Unraveling reported dreams with text analytics
This work addresses the need for automated dream analysis and detection, which could benefit psychologists and researchers, but it is incremental as it builds on existing psychological theories like the continuity hypothesis.
The study tackled the problem of distinguishing reported dreams from other personal narratives using text analytics, finding that dream texts could be identified nearly perfectly based on uncertainty markers and scene descriptions, with lower discourse coherence compared to non-dream narratives.

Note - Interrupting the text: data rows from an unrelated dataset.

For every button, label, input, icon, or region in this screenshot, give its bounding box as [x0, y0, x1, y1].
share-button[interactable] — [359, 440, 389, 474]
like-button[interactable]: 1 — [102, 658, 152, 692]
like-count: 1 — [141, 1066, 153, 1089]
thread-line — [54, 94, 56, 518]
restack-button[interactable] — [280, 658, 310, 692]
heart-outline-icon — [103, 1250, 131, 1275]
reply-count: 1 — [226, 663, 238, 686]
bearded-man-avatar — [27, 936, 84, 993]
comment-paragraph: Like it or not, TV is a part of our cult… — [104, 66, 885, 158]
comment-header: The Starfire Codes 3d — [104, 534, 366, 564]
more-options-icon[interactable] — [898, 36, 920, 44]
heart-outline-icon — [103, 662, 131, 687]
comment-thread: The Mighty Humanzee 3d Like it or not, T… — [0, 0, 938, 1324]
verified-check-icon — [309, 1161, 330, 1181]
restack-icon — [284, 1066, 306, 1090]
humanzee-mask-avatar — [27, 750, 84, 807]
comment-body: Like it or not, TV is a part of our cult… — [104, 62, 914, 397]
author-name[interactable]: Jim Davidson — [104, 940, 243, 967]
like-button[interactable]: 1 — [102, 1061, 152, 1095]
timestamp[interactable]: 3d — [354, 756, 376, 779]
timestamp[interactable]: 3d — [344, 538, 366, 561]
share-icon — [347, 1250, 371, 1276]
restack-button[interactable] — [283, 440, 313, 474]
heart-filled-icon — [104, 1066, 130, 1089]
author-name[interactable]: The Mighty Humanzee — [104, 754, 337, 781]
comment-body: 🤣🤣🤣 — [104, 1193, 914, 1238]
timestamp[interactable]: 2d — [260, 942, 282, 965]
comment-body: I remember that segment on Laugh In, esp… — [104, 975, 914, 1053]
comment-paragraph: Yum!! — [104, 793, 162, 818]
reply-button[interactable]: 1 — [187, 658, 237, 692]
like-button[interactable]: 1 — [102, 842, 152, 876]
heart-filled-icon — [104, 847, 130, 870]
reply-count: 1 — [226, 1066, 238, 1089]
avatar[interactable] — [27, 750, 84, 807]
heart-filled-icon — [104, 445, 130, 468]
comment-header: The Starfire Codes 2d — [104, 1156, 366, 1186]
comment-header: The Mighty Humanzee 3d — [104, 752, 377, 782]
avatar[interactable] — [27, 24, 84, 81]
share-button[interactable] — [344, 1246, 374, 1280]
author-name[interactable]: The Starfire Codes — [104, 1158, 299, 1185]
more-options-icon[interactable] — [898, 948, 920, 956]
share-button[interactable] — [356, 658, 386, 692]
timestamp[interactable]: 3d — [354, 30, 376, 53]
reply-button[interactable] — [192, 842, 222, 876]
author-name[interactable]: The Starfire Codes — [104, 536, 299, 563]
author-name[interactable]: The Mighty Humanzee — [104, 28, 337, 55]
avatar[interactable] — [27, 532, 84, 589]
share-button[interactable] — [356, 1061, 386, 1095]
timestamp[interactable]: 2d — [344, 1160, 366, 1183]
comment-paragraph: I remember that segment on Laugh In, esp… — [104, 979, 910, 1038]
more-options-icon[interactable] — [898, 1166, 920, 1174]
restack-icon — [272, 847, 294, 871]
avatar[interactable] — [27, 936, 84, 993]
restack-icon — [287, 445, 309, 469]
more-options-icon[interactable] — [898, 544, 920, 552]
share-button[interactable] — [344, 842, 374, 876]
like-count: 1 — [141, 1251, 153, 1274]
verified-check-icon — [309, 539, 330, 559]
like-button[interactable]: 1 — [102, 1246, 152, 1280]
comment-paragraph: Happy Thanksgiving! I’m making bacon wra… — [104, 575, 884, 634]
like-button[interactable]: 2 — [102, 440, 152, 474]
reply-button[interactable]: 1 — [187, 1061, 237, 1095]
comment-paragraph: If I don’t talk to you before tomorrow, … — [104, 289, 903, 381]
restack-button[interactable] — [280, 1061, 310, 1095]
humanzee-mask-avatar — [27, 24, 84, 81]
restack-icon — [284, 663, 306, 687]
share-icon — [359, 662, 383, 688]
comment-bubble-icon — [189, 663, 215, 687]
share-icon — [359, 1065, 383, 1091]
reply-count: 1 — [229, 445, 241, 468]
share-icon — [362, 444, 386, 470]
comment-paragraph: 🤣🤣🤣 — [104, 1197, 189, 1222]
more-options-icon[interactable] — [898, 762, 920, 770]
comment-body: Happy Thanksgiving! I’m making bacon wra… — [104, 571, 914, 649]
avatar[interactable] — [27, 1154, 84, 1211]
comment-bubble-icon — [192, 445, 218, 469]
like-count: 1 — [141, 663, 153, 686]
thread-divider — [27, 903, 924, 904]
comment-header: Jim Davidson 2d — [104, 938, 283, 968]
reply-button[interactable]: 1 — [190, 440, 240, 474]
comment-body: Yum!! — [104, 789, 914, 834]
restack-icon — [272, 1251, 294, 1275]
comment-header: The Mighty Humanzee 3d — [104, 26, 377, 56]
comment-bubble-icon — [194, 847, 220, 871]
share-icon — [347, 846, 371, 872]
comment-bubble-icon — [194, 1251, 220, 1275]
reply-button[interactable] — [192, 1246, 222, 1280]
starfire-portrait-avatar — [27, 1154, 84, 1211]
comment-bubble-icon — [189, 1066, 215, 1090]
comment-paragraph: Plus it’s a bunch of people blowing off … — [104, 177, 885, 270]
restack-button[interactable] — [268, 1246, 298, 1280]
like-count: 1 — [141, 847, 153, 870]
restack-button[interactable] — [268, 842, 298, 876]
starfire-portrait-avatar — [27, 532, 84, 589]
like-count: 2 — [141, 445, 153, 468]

We investigate what distinguishes reported dreams from other personal narratives. The continuity hypothesis, stemming from psychological dream analysis work, states that most dreams refer to a person's daily life and personal concerns, similar to other personal narratives such as diary entries. Differences between the two texts may reveal the linguistic markers of dream text, which could be the basis for new dream analysis work and for the automatic detection of dream descriptions. We used three text analytics methods: text classification, topic modeling, and text coherence analysis, and applied these methods to a balanced set of texts representing dreams, diary entries, and other personal stories. We observed that dream texts could be distinguished from other personal narratives nearly perfectly, mostly based on the presence of uncertainty markers and descriptions of scenes. Important markers for non-dream narratives are specific time expressions and conversational expressions. Dream texts also exhibit a lower discourse coherence than other personal narratives.